Introduction à l'éveil spirituel ...
par Thierry Vissac
Qu’est-ce que l’éveil spirituel ?
On parle d’éveil dans toutes les écoles spirituelles, depuis
le bouddhisme jusqu’aux courants New Age plus récents. Après avoir connu des «
saints », des « sages » et des « illuminés », nous avons, depuis quelques
temps, affaire à des « éveillés ». L’éveil spirituel est une notion qui désigne
quelque chose de précieux mais qui, comme beaucoup d’autres, a perdu un peu de
son sens.
Quel est donc le sens de cette expression ? Que
désigne-t-elle ?
À l’origine, l’invitation à l’éveil spirituel est faite aux
êtres assoupis dans un certain sommeil. Le sommeil en question signifie le fait
de vivre dans le rêve ou dans l’illusion. L'éveil spirituel est donc
l'émergence de la conscience hors du monde fantasmagorique des illusions, un
peu comme la conscience sort du sommeil après une nuit de cauchemars.
Quelles sont les illusions ?
La première illusion, qui fonde toutes les autres, est la
croyance que la vie s'organise par notre intelligence personnelle (contrôle,
maîtrise, projections sur l'avenir). Cette illusion indique que l’on a perdu de
vue l'Intelligence de la Vie qui organise toute chose à tout moment.
La seconde illusion, qui découle de la précédente, est la
croyance que nous sommes une "personne isolée", face aux autres ou
contre les autres, séparée de tous et en danger permanent (d’où nécessité de se
protéger continuellement). Une telle perception est cause de guerre, de
conflit, de violence et conduit à l'impossibilité d’être réellement en relation
avec qui ou quoi ce que ce soit.
Une troisième illusion, plus dynamique celle-là, et fondée
sur les précédentes, se trouve dans le fait d’investir notre énergie
exclusivement dans le transitoire comme si les choses étaient éternelles
(famille, profession, propriétés).

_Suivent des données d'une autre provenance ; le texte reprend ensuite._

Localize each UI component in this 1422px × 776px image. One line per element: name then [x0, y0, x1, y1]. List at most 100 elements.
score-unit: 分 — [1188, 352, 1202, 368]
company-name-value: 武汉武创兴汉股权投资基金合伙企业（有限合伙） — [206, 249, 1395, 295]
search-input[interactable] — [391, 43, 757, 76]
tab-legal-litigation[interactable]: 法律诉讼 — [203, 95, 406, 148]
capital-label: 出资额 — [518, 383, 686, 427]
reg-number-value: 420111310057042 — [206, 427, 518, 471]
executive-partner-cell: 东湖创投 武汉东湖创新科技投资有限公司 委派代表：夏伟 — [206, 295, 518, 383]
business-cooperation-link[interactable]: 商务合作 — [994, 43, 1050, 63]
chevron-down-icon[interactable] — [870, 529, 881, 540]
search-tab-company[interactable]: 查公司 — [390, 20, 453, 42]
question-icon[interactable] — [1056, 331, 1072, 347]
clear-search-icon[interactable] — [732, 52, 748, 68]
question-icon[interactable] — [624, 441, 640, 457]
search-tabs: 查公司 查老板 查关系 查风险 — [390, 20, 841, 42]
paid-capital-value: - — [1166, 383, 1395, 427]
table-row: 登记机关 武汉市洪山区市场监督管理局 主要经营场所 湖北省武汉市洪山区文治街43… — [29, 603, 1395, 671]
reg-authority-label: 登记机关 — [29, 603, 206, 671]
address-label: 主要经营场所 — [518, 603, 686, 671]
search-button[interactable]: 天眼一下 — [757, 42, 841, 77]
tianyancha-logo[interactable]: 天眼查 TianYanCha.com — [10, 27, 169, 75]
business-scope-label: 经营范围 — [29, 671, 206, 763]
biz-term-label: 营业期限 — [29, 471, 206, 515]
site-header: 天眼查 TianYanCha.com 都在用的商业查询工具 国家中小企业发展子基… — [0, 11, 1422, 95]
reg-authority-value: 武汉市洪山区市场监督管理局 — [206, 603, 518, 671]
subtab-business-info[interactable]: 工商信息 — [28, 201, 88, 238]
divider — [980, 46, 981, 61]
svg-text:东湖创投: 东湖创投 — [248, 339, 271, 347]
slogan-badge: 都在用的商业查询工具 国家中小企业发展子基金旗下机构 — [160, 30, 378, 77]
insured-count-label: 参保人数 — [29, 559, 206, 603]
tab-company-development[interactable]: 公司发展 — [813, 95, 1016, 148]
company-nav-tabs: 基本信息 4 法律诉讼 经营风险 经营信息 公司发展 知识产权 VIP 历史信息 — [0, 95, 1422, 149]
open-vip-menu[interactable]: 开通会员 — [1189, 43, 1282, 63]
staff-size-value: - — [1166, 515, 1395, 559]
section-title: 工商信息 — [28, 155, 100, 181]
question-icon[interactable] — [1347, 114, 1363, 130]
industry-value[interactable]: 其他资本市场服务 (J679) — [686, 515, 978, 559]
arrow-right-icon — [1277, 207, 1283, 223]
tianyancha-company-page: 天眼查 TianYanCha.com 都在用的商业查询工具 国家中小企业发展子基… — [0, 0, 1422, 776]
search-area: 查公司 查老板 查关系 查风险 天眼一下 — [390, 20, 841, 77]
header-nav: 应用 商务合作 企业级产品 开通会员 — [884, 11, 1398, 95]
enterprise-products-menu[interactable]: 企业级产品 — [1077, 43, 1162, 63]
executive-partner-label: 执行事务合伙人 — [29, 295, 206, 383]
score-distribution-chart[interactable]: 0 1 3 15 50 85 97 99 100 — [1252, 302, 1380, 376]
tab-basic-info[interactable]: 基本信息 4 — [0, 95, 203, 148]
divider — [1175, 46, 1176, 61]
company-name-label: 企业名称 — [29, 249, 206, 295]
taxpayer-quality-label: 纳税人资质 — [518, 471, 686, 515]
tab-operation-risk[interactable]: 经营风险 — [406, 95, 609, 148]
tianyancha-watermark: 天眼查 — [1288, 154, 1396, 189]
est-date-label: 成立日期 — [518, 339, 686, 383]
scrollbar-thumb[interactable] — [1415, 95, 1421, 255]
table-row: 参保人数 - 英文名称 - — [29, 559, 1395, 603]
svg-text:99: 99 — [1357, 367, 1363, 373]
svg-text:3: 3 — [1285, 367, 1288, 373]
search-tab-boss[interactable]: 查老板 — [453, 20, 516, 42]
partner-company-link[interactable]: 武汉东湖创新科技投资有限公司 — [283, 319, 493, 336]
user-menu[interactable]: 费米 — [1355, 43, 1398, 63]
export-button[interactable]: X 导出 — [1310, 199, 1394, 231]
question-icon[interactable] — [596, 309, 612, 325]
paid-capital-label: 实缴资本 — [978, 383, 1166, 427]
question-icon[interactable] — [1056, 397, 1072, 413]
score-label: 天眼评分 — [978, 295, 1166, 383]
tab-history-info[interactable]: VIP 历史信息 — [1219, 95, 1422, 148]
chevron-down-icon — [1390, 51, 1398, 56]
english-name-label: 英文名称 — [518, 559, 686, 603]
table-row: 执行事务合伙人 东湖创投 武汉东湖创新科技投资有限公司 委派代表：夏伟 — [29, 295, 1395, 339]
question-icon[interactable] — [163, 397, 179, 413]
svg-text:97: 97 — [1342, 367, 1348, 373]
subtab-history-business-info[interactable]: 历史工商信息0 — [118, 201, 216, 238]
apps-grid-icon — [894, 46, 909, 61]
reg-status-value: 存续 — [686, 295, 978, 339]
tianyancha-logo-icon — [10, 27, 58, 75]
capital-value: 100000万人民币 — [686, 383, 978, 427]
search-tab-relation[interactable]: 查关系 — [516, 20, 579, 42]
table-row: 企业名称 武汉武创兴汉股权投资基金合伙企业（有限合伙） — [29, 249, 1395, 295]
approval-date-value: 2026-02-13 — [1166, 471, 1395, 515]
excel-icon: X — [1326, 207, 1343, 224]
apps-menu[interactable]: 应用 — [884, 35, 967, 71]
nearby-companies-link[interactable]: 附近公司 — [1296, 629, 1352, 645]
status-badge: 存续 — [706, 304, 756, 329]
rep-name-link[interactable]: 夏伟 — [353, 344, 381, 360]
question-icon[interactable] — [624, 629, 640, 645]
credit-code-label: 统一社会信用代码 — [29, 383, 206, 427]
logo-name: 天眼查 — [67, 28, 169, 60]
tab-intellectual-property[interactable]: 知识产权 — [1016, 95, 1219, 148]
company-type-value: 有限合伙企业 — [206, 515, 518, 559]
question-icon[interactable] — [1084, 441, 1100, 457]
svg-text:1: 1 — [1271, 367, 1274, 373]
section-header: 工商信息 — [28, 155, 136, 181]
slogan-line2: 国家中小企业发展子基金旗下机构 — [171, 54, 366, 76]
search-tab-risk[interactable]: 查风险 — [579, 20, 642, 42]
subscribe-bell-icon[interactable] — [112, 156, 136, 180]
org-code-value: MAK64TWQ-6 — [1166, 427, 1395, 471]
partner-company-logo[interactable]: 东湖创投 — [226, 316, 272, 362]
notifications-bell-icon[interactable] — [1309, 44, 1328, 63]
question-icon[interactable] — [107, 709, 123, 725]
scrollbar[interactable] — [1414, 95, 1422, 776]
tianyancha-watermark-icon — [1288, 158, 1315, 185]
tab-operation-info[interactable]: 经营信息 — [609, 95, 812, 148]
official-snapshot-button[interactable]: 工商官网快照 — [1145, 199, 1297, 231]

Cette illusion amène à la révolte et la
souffrance chaque fois que nos projets s’effondrent.
Une autre illusion dynamique est de croire qu'il existe
un(e) ou des autres capables denous apporter le bonheur (cette illusion a créé
le mythe de l'âme-soeur) ou, au contraire, responsables de notre malheur.
Beaucoup de larmes sont versées à partir de cette croyance parce que cette
quête « vers l’extérieur » est sans fin et toujours vaine.
Enfin, la dernière illusion, particulièrement active dans
les milieux philosophiques et spirituels, conduit à croire en l'autorité et en
la suprématie de la pensée, de l'intellect et donc du jugement. Son corollaire
consiste à se fixer des objectifs à partir de fantasmes, un des plus courants
étant celui qui promet d’« atteindre un état de béatitude permanente » et, bien
entendu, de se désespérer de ne jamais y parvenir.
Que produit l'éveil spirituel ?
L'éveil spirituel, par la dissolution des croyances et
illusions évoquées ci-dessus, révèle notre unité intrinsèque avec les
mouvements de la vie (contre lesquels nous luttions en permanence), notre lien
avec nos congénères (voilé par le sentiment de séparation), l'éternité de
l'existence (au-delà des projets et objets de l'univers personnel). Dans cet
éveil, nous réalisons que nos illusions étaient la cause de toutes nos
souffrances. Mais nous voyons surtout émerger la joie et la paix qui naissent
de l'accueil de ce qui est et l'ouverture du coeur qui en résulte relâche
spontanément l'emprise du mental, l’étau de la certitude intellectuelle et tous
les cadres étroits que nous avions pris pour "notre vie".
Et maintenant ?
Il est peu probable que ces mots produisent spontanément un
quelconque éveil. Le mental y trouvera peut-être des confirmations
intellectuelles ou encore des occasions de discuter mais pour que l’éveil soit
une réalité vivante, il faut, un jour, faire le pas hors du cadre des
conceptions. Pour cela, l’Intelligence de la Vie glisse parfois malicieusement
quelques peaux de bananes sous nos pieds (que nous prenons pour des obstacles
se dressant dans notre course effrénée vers nulle part), elle provoque des
surprises dans le continuum de nos projets personnels (que nous prenons pour
des entraves à notre besoin de contrôle), elle nous met en présence de rappels
de notre vraie nature (que nous accueillons tragiquement comme un sentiment de
perte, alors que seule l’illusion peut être perdue), et nous invite (parfois
sans ménagement) à revenir à ce qui est, à nous réveiller du mirage de ce que
l’on voudrait qui soit et à redevenir participants et serviteurs d’un processus
immense et magistral qui s’appelle la Vie.